The votes came at midnight to give senators who had scattered from Washington time to return. Democrat Claire McCaskill was in Missouri Friday for a debate, while Michael Bennet, D-Colo., had been in the southwest portion of his state to attend a ceremony celebrating the new Chimney Rock National Monument. Tea party star Marco Rubio, R-Fla., was venting his frustrations with American Airlines on Twitter.

The only must-do item on the get-out-of-Dodge agenda was a six-month spending measure to fulfill the bare minimum of Congress' responsibilities by keeping the government running after the current budget year ends on Sept. 30.

The spending measure permits spending on agency operating budgets at levels agreed to under last summer's hard-fought budget and debt deal between Obama and Capitol Hill Republicans. That's 0.6 percent increase from current spending rates, which represents a defeat for House Republicans, who had sought to cut about 2 percent below the budget deal and shift $8 billion from domestic programs to the Pentagon.
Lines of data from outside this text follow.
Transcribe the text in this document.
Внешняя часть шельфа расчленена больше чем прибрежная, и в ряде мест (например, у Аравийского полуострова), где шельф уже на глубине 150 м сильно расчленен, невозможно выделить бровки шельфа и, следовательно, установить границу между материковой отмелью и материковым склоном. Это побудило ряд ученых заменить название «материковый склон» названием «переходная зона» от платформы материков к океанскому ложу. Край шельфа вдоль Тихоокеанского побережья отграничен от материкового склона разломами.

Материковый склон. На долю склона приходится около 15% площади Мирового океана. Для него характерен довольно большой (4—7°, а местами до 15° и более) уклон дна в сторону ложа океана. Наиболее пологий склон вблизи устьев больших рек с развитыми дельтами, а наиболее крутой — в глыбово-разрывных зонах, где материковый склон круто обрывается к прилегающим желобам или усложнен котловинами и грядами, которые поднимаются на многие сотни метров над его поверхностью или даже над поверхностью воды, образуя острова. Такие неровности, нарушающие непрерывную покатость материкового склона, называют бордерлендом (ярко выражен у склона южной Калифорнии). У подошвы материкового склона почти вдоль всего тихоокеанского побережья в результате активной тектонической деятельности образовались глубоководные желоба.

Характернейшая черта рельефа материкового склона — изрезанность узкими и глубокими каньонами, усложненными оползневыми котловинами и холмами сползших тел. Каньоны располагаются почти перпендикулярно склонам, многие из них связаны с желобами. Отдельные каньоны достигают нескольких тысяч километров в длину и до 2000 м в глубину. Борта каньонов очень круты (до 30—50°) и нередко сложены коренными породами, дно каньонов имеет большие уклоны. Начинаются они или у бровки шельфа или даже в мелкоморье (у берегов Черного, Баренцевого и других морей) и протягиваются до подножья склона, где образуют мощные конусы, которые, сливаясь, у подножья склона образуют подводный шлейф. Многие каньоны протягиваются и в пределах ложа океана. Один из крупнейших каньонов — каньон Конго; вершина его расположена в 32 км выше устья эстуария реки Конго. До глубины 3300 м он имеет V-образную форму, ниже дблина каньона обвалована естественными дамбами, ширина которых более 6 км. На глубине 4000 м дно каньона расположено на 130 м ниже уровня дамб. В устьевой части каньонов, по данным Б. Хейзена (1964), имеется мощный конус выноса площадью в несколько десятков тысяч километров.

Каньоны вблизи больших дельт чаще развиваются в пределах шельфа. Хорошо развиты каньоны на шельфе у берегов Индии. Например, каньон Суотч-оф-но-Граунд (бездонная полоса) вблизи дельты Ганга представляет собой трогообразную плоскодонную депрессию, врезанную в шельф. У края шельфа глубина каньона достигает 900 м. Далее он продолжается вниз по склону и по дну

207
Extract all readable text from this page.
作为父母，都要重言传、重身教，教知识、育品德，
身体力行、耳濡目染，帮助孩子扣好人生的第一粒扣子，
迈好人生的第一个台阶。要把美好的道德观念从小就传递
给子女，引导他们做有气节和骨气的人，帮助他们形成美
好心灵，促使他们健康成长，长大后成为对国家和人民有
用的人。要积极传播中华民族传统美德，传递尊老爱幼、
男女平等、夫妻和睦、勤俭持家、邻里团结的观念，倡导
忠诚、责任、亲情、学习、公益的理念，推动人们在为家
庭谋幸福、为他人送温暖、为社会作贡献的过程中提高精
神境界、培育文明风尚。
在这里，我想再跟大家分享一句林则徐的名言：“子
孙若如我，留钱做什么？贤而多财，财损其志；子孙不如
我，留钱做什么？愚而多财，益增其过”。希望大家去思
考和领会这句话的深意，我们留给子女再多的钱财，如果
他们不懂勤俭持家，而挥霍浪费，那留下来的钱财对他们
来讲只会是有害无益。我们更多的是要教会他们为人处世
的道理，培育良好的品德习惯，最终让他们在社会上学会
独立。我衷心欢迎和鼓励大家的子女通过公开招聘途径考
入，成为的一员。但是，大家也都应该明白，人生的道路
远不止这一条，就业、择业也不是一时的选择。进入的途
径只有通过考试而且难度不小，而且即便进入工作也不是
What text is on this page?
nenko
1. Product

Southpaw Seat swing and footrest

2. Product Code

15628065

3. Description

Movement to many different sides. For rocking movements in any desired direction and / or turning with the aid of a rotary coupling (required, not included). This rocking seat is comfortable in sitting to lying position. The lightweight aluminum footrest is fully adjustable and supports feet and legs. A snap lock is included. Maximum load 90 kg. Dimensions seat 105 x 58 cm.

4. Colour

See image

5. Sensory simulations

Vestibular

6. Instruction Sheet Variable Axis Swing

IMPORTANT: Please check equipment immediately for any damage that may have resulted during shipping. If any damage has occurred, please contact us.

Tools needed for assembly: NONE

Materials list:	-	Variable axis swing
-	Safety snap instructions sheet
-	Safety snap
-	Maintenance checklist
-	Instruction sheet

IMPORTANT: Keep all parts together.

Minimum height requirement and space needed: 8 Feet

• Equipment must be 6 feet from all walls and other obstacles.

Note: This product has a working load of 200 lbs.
Reid also relented to a months-long demand by tea party Sen. Rand Paul, R-Ky., for a vote on suspending foreign aid to the governments of Libya, Egypt and Pakistan. Paul only got 10 votes. Sen. Lindsey Graham, R-S.C., however, won sweeping approval of a nonbinding resolution supporting steps to make sure Iran doesn't develop a nuclear weapon.

It's the earliest pre-election exit by Congress from Washington since 1960, though lawmakers will return in November after the election to deal with its stack of unfinished work.